I have been looking into OgreBites' ApplicationContextBase. There are pairs of virtual methods createWindow() and _destroyWindow(). There is a non-virtual destroyWindow()... it seems it is designed to destroy a window using its "name".
This is not the contents of this post, but I do not see a good reason for using a window name... looking for a window using its name sounds a lot non-portable to me. Since createWindow() returns a NativeWindowPair, even the non-developer should not use the window name, but the "token" returned by "createWindow()". There should be no "destroy window from its name", IMO. But probably people will not agree with that, and if they do, it would be only for Ogre 15.
The problem I want to address is that those methods are not acting in "pairs". One does not undo what the other does. SDL and Android descendants (Qt is implemented right) do not call ApplicationContextBase::createWindow. But they all call ApplicationContextBase::_destroyWindow (Qt and Android do not override).
This is a little odd, because createWindow / _destroyWindow are supposed to work in pairs, in my opinion. There are at least two consequences:
- The code inside the base virtual createWindow is replicated inside each new createWindow (for example -- twisted example continuation).
- The code inside the base needs to be aware of the code inside its child.

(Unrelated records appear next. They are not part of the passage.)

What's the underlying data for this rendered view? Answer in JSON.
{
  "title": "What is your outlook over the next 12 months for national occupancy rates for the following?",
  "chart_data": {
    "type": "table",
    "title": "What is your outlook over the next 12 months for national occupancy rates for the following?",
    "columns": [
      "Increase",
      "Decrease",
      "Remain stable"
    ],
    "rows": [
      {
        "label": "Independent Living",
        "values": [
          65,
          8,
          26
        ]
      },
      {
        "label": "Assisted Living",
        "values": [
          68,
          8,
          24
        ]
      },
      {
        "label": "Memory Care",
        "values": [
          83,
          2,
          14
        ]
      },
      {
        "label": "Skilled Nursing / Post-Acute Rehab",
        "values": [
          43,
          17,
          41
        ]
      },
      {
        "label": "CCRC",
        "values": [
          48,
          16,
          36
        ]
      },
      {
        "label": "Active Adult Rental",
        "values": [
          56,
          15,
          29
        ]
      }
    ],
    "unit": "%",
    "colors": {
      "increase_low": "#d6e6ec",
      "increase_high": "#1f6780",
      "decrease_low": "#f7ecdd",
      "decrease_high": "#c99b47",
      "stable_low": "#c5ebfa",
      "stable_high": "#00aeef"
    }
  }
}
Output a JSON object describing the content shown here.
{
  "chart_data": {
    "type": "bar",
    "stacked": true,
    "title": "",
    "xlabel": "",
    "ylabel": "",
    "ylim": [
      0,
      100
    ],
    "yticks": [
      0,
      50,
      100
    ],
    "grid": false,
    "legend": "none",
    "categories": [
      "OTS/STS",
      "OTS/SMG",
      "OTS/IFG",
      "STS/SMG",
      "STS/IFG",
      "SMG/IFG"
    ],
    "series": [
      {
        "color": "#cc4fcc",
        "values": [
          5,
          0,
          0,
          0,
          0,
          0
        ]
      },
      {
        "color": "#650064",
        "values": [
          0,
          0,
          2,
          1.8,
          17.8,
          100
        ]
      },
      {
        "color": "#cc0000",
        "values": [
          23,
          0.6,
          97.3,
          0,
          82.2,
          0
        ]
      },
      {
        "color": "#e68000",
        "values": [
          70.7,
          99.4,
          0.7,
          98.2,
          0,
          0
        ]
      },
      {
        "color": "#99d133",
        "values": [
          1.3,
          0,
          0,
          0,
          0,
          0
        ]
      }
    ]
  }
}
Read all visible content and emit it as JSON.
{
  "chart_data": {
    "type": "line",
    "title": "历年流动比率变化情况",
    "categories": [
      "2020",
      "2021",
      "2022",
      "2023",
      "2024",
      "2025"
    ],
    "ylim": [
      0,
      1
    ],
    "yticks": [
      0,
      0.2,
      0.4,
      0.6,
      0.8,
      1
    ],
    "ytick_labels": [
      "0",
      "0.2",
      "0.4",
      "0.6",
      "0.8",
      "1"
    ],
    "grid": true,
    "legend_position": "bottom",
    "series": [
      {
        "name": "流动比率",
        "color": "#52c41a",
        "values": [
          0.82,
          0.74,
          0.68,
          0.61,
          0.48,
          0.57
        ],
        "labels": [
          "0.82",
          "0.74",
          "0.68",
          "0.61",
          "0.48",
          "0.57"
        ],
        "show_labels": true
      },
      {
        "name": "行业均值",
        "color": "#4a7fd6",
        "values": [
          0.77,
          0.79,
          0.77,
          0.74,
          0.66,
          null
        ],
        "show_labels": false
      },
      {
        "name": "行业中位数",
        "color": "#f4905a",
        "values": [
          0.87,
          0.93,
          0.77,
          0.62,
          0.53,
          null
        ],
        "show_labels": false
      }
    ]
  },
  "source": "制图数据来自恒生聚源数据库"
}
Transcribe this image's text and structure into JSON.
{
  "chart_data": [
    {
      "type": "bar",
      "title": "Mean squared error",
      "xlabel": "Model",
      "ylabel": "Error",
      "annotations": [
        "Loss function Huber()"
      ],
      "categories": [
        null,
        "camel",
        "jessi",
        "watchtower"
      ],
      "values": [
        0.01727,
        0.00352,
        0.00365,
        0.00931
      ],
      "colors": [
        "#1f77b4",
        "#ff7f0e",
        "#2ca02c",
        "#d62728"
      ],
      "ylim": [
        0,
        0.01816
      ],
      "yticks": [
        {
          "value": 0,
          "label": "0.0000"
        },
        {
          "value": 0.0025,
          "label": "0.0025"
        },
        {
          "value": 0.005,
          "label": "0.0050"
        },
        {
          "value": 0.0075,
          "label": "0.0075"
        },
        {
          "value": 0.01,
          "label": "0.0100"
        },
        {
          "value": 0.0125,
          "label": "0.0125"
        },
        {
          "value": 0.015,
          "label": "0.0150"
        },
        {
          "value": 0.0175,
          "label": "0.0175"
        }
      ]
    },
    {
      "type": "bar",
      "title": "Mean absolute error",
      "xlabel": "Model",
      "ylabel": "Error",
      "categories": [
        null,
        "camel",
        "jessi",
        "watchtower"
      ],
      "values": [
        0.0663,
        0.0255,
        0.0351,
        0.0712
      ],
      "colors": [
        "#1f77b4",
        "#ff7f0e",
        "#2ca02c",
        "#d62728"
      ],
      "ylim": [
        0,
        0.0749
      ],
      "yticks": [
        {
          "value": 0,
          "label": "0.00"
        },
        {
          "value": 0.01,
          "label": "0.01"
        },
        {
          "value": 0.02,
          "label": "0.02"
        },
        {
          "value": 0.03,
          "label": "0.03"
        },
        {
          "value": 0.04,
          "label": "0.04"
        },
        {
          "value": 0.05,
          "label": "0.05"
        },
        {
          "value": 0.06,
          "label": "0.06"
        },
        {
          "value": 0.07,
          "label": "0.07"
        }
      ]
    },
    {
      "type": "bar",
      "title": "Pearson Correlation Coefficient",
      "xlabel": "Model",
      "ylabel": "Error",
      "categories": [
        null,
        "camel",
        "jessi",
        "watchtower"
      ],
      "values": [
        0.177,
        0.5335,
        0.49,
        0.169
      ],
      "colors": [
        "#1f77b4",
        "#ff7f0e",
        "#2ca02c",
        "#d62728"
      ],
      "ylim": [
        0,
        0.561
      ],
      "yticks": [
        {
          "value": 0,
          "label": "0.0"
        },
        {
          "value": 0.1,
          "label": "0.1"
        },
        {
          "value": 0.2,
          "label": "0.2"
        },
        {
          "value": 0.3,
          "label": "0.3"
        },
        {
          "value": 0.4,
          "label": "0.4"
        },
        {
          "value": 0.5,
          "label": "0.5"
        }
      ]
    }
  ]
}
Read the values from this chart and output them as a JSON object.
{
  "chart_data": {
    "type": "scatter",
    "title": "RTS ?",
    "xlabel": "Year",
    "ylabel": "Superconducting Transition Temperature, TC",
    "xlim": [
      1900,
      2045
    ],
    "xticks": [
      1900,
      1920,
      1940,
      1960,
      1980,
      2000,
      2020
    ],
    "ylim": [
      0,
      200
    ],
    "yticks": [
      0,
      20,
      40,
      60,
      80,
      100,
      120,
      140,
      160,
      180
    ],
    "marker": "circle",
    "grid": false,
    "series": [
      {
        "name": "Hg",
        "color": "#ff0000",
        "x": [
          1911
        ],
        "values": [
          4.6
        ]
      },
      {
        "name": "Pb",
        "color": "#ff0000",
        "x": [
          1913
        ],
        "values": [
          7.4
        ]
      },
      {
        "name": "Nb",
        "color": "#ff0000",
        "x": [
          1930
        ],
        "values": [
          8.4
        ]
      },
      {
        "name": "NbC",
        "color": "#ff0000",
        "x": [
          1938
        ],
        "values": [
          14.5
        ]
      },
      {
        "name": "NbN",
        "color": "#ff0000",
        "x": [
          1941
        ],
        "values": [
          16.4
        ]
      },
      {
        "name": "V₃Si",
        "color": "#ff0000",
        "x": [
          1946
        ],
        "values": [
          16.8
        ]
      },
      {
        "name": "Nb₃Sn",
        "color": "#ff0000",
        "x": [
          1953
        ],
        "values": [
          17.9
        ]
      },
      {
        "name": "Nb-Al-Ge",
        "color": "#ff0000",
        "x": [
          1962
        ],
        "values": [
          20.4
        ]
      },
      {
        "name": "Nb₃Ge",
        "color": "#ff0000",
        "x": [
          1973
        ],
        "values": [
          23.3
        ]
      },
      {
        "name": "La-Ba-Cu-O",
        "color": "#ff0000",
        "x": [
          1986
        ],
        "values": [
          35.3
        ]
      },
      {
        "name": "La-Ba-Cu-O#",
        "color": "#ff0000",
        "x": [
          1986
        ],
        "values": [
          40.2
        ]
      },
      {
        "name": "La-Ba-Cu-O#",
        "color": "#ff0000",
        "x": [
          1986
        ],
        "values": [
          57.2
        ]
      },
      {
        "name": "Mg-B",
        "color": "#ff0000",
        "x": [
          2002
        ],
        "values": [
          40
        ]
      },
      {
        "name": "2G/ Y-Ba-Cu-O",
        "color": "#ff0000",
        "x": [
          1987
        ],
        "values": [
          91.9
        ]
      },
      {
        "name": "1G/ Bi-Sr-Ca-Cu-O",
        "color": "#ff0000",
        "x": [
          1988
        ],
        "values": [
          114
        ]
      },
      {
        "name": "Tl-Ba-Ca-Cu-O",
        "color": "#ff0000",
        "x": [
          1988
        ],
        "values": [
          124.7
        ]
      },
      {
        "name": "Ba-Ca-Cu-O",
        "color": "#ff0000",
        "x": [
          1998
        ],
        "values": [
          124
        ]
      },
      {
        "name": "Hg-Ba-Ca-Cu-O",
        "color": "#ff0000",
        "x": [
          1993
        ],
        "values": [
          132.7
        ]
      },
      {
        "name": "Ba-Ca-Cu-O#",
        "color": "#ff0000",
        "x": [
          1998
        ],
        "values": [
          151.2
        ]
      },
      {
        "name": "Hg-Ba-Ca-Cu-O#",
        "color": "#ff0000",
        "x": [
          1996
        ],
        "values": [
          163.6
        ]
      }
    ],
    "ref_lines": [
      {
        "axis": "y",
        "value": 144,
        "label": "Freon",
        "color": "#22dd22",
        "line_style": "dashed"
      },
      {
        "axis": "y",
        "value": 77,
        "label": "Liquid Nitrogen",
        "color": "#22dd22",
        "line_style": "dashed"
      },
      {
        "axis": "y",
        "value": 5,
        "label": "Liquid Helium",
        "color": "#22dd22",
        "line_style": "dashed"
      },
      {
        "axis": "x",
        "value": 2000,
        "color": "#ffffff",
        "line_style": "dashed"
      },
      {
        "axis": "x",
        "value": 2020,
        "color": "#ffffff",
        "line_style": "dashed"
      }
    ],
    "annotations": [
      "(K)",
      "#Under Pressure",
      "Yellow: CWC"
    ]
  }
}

We can easily fix this. We should separate the roles of the base class and the derived class. The derived class is responsible for setting up the "native window" and the miscParams. The base class is responsible for using those two and setting up Ogre's render system.
Code: Select all
/* derived createWindow pseudo-code -- just like in Qt */
create native window;
setup miscParams;
ApplicationContextBase::createWindow(..., miscParams);
Notice that not doing this is the reason for this (unecessary) hack:
https://github.com/OGRECave/ogre/blob/8 ... #L414-L417
There should be no "#ifdef" there. Either this line should not be in the base createWindow(), or it should always be in destroyWindow(). The problem is that those two children (SDL and Android) fail to call "WindowEventUtilities::addRenderWindow()", while Qt does (because it calls the base createWindow()). Probably SDL and Android were implemented a long ago and got "out of sync" with the replicated code in the base class.
Shall I submit a PR?
PS: A side effect is that "WindowEventUtilities::_addRenderWindow()" will be called for SDL and Adroid. Is this okay? Otherwise, we have to call it inside Qt's createWindow(), and remove in Qt's _destroyWindow().